Public health officials have been talking about the value of social distancing measures as a way to “flatten the curve” of the epidemic. Such a flattening would mean that the rates in this chart are falling, eventually to zero. New York’s current growth rate is just over 30 percent, suggesting that its curve remains quite steep, and that the disease is continuing to spread rapidly throughout the region.

In some other metro areas, like Baton Rouge, La., the growth rate is high, but the number of cases is still low. That means the community may still have time to flatten its curve before the outbreak becomes widespread. But communities with a lot of cases and a high growth rate are on track to have a serious problem. A high growth rate on top of a large number of cases means that a still larger number of people are on track to become ill or die.

How Bad Could It Get? Growth Rates by Case Count

Case numbers in the New York area are also growing quickly given the size of its outbreak.

Average daily change in total cases, over the previous 7 days
Confirmed cases per thousand people →

Pros of this measure Helps distinguish between places where cases are growing fast with few cases and places where cases are numerous and still growing fast.

Cons Hard to read. Relies on case data.

The chart above shows the growth rate by the number of cases in a given place. This measurement shows whether a community has succeeded in slowing the rate of growth before there are many cases. In other words, it shows whether a community is succeeding at flattening the curve.

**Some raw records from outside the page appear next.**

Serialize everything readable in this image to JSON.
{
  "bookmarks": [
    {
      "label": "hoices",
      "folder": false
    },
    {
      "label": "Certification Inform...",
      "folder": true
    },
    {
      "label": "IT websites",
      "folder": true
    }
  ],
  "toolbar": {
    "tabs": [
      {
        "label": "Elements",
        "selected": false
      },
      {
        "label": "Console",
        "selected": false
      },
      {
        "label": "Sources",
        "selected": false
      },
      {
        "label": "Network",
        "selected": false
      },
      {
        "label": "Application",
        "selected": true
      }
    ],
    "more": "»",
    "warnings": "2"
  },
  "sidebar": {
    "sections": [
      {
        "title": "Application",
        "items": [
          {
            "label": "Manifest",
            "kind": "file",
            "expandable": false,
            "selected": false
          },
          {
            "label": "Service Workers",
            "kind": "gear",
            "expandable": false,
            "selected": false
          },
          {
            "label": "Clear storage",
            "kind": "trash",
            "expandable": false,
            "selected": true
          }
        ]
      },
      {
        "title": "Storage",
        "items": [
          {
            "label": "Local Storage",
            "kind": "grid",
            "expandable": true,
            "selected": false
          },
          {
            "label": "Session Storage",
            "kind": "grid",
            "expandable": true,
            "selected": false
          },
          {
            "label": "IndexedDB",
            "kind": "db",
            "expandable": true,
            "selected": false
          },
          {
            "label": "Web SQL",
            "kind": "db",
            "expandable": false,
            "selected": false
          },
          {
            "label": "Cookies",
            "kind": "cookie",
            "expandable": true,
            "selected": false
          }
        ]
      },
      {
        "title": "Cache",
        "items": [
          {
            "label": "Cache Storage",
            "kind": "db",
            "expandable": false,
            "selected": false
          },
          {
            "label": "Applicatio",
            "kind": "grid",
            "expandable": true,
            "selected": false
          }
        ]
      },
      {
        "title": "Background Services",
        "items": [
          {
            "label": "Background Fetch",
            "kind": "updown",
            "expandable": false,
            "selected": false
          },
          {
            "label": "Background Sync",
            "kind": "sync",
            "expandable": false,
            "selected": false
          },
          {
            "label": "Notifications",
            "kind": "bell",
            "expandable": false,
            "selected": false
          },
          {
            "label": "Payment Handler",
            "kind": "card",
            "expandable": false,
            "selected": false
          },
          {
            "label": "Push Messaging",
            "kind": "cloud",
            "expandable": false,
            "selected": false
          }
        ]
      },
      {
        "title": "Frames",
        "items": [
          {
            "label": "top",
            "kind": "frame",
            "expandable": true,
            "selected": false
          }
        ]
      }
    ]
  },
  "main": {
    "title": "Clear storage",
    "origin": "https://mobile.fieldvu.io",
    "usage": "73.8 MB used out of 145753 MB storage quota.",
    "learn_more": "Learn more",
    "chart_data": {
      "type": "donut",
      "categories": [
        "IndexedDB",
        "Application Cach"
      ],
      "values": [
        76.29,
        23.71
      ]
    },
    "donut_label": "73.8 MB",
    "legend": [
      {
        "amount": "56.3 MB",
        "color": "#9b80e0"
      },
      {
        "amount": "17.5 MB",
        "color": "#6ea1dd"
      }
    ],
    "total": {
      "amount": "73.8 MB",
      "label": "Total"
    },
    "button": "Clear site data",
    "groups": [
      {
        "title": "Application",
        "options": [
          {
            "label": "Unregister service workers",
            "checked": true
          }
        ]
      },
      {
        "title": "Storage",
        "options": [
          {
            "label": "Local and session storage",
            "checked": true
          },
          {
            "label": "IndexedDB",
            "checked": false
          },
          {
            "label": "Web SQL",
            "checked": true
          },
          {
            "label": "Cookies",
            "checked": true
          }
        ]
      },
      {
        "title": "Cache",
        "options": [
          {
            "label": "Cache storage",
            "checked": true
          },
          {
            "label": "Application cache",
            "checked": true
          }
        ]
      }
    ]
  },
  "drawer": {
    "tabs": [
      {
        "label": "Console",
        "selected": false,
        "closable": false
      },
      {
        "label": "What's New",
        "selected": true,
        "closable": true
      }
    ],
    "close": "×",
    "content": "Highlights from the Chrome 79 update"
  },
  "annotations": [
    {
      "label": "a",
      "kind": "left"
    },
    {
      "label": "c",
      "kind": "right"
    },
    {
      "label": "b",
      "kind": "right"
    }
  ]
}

By this measure, the situation in the New York area does not appear promising. The rate of increase in cases is far higher for the number of cases than it was in Wuhan or Lombardy, once they had reached similar numbers of cases. Other U.S. metropolitan areas, like Detroit and New Orleans, stand out as places where a coronavirus outbreak might escalate quickly without preventive measures. The Seattle and San Francisco areas, in contrast, seem to have made serious progress in flattening the curve.

The chart also helps avoid the illusion of success created by a slow, initial rate of growth. Many charts depict the growth of cases over time, and it can be easy to assume that the communities that get an outbreak quickly, and therefore appear above the pack on the chart, are faring the worst. But a community that experiences a high rate of growth with a large number of cases is in serious trouble, regardless of whether the outbreak occurs 10 or 100 days after it had its first cases.